Inequality just got worse

A game changer: Australians deserve a pay rise, not a pay cut.
Ged Kearney

The Fair Work Commission’s (FWC) decision to radically cut Sunday and public holiday pay will give almost one million Australian workers a huge pay cut. The Australian Council of Trade Unions (ACTU) calls on the Turnbull Government and all political parties to immediately act to protect working people from any cuts to their take home pay, as the cuts are due to come into effect on 1 July, 2017.

Hospitality, restaurant, fast food, retail and pharmacy workers will have their Sunday penalty rates cut between 25% and 50%. Public holiday pay was also slashed by up to 25%. This is a loss of up to $6,000 per year for some workers. No worker will be better off as a result of this decision. This is a cut Australian workers cannot afford and do not deserve. The decision also comes a day after record low wage growth was reported for the second consecutive quarter. Australians deserve a pay rise, not a pay cut.

This decision is a game changer for industrial relations in Australia. The independent umpire makes decisions based on the rules they are given. These rules are contained in our laws. We need the rules to change so penalty rates cannot be cut and our parliament must act now to protect working people.

The ACTU will never accept cuts to penalty rates that result in cuts to take home pay and this is exactly what this decision has done.

Unless he acts now, Prime Minister Malcolm Turnbull will be forever remembered as the prime minister who oversaw the cutting of the take home pay of almost one million of Australia’s lowest paid workers. Retail, fast food, pharmacy and hospitality workers work extraordinary hours and deserve to be compensated for working on weekends and late nights when the vast majority of the Australian workforce does not.

Families across Australia rely on penalty rates to put food on the table every week and to keep households afloat in difficult times. This decision now leaves the door open for pay cuts for all Australians who rely on penalty rates and public holiday pay to support themselves and their families, including nurses and all other frontline emergency service workers.

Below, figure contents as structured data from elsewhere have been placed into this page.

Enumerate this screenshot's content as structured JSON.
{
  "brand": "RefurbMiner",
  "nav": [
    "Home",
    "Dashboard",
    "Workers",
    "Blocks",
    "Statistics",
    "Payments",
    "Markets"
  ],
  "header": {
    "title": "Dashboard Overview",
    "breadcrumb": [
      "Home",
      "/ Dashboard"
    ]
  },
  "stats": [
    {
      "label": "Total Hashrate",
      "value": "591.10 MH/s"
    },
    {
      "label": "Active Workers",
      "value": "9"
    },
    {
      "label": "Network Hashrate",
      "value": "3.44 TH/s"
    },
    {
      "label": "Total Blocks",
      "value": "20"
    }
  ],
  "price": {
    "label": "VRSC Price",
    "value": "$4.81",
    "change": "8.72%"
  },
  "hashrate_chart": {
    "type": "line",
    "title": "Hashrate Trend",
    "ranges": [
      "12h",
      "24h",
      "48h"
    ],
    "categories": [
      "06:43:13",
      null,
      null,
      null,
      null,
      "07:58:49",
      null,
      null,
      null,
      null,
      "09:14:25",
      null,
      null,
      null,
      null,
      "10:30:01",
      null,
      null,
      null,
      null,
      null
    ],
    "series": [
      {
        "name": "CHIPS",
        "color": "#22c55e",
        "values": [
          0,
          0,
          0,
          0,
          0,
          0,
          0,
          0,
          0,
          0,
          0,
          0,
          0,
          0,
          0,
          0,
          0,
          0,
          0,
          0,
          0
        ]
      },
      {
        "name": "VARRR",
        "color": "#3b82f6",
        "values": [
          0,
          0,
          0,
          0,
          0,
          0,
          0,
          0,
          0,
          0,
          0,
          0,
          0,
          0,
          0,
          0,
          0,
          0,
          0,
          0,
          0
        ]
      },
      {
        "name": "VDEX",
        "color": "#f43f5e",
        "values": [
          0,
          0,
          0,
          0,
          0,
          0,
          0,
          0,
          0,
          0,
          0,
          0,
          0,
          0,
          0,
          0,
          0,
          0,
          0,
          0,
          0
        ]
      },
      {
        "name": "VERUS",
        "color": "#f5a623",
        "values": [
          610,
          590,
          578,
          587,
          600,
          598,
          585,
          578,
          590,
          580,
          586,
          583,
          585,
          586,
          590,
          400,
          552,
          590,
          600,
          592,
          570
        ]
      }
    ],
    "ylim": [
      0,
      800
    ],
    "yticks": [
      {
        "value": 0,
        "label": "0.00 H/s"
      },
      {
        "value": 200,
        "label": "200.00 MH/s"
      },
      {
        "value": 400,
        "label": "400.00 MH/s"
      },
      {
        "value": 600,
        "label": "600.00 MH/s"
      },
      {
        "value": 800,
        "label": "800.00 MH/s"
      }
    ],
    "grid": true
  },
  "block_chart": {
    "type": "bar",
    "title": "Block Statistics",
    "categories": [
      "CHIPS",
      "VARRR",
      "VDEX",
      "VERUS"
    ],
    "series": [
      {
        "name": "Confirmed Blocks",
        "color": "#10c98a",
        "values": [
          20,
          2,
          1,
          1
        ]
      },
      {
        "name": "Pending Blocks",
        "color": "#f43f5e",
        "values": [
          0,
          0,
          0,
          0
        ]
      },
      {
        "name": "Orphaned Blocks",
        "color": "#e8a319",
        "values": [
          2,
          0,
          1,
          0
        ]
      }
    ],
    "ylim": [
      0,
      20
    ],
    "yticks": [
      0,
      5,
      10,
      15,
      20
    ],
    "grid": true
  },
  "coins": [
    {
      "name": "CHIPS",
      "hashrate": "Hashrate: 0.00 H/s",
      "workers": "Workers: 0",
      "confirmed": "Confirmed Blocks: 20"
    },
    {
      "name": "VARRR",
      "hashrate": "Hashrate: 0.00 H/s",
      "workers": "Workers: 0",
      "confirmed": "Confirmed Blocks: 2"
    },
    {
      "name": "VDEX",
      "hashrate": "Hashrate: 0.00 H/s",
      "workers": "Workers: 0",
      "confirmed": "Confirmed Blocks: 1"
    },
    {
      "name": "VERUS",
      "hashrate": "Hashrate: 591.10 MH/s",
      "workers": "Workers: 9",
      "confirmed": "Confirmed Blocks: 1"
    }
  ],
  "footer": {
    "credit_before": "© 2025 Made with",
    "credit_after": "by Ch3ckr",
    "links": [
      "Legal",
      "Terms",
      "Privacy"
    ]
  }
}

Ged Kearney is President of the ACTU.


Crikey's Bernard Keane and Glenn Dyer summarised it thus: 'Today the Fair Work Commission, reflecting three years of Coalition government appointments to the industrial relations body, decided that Sunday penalty rates are too high for retail and hospitality workers and should be wound back. The hospitality sector, despite evidently being hampered by having to pay its workers too much, has grown its employment by 11.4 per cent since 2011, far outstripping the overall workforce, which grew by just 6.8 per cent. But at least the commission has partially solved the problem of major retailer franchisees like 7-ElevenCaltex, Domino's and others systematically underpaying their workers—now they don't have to pay them as much in the first place.'

In effect, the FWC has determined that Sundays are less important because those of us who don’t work on that day are now more desirous to have the lowest-paid working in shops and cafes in order to serve us on our day off, and that they should receive less pay for doing so. For a decision made essentially for cultural reasons, it is a pretty sad commentary on our culture.